I'd say Weisberg's essay is shoddy because he doesn't consider that the politicians who enacted these deregulations may have been using the banner of free markets for their own personal interest and the interest of their patrons... and not in a good way, in the way that they just created different laws and new loopholes for government favors.
Monday, October 20, 2008 12:05:32 PM (Central Daylight Time, UTC-05:00)
"What would a failure for Libertarianism actually look like?"

That question underscores the absurdity of the article. Its rather silly to classify a policy by what the failure looks like. A policy should be classified as Libertarian, Statist, Socialist, Authoritarian on the merits of the policy itself.

If a policy creates vast government intervention in markets (whether it eventually fails or not) then its not Libertarian. If Freddy and Fannie never failed, and cheap credit due to artifically low interest rates never caused a bubble and didn't cause a crash... would Wiesberg be writing an article about how this wonderful Libertarian solution helped build a great economy?

Of course not.

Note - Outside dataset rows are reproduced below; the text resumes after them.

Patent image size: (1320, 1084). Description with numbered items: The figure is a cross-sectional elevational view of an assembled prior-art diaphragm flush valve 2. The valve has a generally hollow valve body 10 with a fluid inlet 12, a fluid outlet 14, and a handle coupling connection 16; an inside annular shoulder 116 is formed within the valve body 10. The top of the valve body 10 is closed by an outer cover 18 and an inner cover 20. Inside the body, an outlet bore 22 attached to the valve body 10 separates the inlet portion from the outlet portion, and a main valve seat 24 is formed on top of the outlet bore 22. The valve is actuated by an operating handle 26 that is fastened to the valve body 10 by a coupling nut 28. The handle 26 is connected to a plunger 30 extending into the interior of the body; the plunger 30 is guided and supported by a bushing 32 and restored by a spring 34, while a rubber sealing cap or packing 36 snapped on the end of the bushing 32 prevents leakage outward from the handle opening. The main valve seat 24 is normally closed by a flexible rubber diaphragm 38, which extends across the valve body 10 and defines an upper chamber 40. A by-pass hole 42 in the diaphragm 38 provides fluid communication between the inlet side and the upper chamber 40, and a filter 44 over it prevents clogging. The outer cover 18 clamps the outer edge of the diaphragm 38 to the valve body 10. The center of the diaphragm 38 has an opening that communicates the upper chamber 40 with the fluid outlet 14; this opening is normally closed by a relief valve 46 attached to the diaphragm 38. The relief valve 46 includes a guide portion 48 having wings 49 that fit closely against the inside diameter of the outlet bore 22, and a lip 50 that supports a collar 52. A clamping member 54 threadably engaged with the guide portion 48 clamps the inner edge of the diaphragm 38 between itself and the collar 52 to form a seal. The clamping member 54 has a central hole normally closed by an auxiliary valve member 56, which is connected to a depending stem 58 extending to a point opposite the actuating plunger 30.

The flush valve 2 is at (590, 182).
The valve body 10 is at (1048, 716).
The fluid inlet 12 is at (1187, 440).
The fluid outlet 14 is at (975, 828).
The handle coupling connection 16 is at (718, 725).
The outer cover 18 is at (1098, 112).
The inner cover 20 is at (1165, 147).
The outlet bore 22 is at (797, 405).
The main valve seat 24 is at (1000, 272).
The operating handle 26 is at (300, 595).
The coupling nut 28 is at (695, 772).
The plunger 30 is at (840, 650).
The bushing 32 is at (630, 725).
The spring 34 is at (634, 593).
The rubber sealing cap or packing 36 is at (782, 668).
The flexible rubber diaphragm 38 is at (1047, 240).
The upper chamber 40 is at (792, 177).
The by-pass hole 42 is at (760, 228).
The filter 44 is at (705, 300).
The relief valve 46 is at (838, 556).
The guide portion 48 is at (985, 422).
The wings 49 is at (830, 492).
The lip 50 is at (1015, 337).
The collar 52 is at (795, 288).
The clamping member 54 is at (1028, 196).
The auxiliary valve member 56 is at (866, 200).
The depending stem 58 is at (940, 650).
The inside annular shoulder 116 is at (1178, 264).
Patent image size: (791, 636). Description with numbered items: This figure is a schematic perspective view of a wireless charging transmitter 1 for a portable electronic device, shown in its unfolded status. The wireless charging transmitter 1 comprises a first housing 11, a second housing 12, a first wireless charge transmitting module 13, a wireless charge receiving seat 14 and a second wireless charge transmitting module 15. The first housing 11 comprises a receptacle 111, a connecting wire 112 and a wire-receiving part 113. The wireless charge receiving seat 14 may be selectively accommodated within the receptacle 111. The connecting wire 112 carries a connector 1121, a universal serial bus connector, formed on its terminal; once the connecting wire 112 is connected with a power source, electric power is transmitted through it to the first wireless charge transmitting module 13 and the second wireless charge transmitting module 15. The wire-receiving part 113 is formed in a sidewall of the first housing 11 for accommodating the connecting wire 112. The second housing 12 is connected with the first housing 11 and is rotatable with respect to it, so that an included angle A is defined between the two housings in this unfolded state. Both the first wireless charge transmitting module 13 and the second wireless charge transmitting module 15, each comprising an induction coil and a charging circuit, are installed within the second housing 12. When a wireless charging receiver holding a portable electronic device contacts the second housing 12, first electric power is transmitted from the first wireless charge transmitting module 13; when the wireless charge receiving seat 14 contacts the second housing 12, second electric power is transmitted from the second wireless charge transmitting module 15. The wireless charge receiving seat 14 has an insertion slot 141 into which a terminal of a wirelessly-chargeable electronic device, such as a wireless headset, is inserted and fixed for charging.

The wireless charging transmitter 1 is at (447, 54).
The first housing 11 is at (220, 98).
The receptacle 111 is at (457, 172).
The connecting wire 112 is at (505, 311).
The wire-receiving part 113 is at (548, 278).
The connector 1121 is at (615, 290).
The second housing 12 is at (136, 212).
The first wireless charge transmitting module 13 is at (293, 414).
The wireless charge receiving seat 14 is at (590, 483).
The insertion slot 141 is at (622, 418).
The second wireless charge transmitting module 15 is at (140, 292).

He'd be talking about how evil Libertarians want to keep poor people out homes.
Monday, October 20, 2008 12:11:39 PM (Central Daylight Time, UTC-05:00)
Such as it is, Weisberg was talking about small (l) libertarians, many of whom can be found within Republican ranks.
Monday, October 20, 2008 3:23:50 PM (Central Daylight Time, UTC-05:00)
To my eye, cherry-picking the regulations to remove can cause harms, too, and create opportunities that lobbyists will work for. Pulling out a prop here or there doesn't necessarily mean that the system becomes a fraction more just, does it?

"What would a failure for Libertarianism actually look like?" OK, I'll rephrase. What would a failure of deregulation look like?

If precondition A is bad enough, but regulation B throttles a variety of outright harms, and later removing B because a lobbyist said it would allow opportunity C but forgot to mention that it might allow harms both old and new, you want to blame A? Or B? A and B, of course, because if we'd only had a truly free market, both A and B wouldn't exist? Never the so-called deregulators?